Hal tersebut disampaikan menanggapi meninggalnya mahasiswi Program Pendidikan Dokter Spesialis (PPDS) Fakultas Kedokteran Undip, Dokter Aulia Risma Lestari beberapa waktu lalu.
Dia mengatakan suatu kematian disebut dengan bunuh diri harus didukung dengan bukti dan harus melalui proses, serta tindakan kepolisian.
“Perlu juga dicari adanya niat untuk bunuh diri,” katanya.
Sementara itu, Ketua Komite Pusat Solidaritas Penyelamat Citra Profesi (KPSPCP) dr. Daeng Mohammad Faqih mengatakan bahwa peristiwa meninggalnya Dokter Aulia harus direspons secara serius dan hati-hati.

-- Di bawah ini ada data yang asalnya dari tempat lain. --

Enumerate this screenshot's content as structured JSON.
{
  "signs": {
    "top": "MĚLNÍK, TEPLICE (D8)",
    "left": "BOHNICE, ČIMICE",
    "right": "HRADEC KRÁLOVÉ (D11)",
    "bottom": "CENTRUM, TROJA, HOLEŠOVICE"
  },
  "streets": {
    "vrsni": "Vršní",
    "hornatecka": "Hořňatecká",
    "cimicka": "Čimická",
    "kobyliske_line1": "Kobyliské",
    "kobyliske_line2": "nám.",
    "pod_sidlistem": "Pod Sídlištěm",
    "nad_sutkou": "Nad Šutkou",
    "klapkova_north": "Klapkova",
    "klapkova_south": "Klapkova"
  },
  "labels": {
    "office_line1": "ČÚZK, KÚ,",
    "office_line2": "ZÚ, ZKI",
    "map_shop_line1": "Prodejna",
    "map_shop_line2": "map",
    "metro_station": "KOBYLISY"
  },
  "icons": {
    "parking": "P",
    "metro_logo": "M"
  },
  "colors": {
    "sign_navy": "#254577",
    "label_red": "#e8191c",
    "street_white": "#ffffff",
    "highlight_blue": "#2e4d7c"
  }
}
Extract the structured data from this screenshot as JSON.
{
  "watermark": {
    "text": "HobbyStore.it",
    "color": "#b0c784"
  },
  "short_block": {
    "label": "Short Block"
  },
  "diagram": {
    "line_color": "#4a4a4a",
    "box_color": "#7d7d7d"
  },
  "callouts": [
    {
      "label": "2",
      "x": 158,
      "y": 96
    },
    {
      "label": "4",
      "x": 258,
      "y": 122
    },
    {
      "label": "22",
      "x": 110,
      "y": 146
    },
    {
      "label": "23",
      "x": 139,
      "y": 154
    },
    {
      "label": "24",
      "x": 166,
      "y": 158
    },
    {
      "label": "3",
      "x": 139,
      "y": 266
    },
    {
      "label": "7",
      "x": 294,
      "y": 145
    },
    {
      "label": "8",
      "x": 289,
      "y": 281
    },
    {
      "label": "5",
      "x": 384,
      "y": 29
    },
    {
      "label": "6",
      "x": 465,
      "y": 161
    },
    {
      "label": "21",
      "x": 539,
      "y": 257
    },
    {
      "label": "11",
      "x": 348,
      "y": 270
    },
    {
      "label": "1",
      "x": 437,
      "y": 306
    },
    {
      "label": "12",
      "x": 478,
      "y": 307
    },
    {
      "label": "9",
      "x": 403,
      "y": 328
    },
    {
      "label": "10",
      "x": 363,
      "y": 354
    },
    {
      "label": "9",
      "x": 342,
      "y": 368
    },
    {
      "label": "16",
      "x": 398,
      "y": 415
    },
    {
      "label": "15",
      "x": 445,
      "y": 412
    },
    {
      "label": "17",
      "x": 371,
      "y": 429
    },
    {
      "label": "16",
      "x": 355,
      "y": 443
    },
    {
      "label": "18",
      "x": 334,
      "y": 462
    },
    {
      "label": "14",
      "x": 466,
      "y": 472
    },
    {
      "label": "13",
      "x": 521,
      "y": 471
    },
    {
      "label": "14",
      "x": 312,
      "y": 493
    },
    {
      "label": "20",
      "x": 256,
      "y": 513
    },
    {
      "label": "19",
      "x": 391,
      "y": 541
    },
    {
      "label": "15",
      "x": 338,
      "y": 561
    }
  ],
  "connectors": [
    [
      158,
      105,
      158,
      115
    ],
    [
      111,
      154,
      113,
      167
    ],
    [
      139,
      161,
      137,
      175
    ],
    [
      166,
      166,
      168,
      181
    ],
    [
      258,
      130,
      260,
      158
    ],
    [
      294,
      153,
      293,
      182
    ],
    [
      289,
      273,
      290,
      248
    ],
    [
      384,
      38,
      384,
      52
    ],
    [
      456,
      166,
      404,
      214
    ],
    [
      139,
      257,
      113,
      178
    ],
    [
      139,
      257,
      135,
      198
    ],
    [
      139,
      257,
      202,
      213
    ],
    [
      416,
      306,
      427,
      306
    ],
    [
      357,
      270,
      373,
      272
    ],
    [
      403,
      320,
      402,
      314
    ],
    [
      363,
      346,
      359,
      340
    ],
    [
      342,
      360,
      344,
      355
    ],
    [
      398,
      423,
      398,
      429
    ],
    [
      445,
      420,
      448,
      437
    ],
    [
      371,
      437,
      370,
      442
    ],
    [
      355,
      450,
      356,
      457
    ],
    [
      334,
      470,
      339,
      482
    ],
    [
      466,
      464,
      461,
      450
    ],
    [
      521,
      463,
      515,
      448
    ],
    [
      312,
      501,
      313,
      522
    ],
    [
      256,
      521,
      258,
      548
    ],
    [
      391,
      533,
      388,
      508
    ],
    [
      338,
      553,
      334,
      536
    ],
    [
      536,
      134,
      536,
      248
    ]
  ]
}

Sebagai usaha menjaga citra profesi kedokteran, Ikatan Dokter Indonesia (IDI) diminta untuk dapat bersikap tegas dalam menyikapi kasus tersebut.

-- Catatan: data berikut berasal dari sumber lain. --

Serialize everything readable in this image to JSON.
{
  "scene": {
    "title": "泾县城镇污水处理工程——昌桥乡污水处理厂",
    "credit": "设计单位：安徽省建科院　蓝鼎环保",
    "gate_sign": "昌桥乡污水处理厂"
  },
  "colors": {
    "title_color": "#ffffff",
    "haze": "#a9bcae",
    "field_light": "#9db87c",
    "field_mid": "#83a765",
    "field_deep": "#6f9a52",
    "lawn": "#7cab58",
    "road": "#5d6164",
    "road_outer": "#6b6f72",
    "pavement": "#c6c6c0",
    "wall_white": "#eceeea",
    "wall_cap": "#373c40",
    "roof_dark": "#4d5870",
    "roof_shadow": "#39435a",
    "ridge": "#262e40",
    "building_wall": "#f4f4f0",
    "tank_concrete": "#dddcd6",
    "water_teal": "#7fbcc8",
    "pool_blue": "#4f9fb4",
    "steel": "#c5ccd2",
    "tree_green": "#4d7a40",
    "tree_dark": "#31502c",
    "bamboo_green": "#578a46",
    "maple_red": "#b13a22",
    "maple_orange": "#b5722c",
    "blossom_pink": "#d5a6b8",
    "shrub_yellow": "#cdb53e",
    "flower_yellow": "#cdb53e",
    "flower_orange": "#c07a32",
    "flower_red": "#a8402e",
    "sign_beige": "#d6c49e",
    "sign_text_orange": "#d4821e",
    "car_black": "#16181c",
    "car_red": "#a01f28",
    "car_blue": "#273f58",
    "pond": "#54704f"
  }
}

Daeng mengatakan bahwa peristiwa yang menyebabkan wafatnya mahasiswi PPDS Anestesi FK Undip ini menjadi kasus yang serius.
Namun, dia mengingatkan, dalam merespons dalam bentuk pernyataan, keputusan maupun tindakan harus disampaikan secara hati-hati dan jangan sampai melebihi dari ranah hukum yang bukan menjadi areal profesi sebagai dokter.
“Bagi keluarga korban pasti ini menimbulkan kesedihan mendalam dan kemarahan. Bagi masyarakat secara umum, pasti akan menimbulkan kemarahan dan kutukan kepada siapa saja yang menyebabkan hilangnya nyawa,” ujarnya.
Untuk itu, Ketua Umum Pengurus Besar (PB) IDI periode 2018-2021 itu mengatakan persoalan tersebut harus ditangani secara serius dan hati-hati, serta jangan sampai direspons melebihi ranah kedokteran.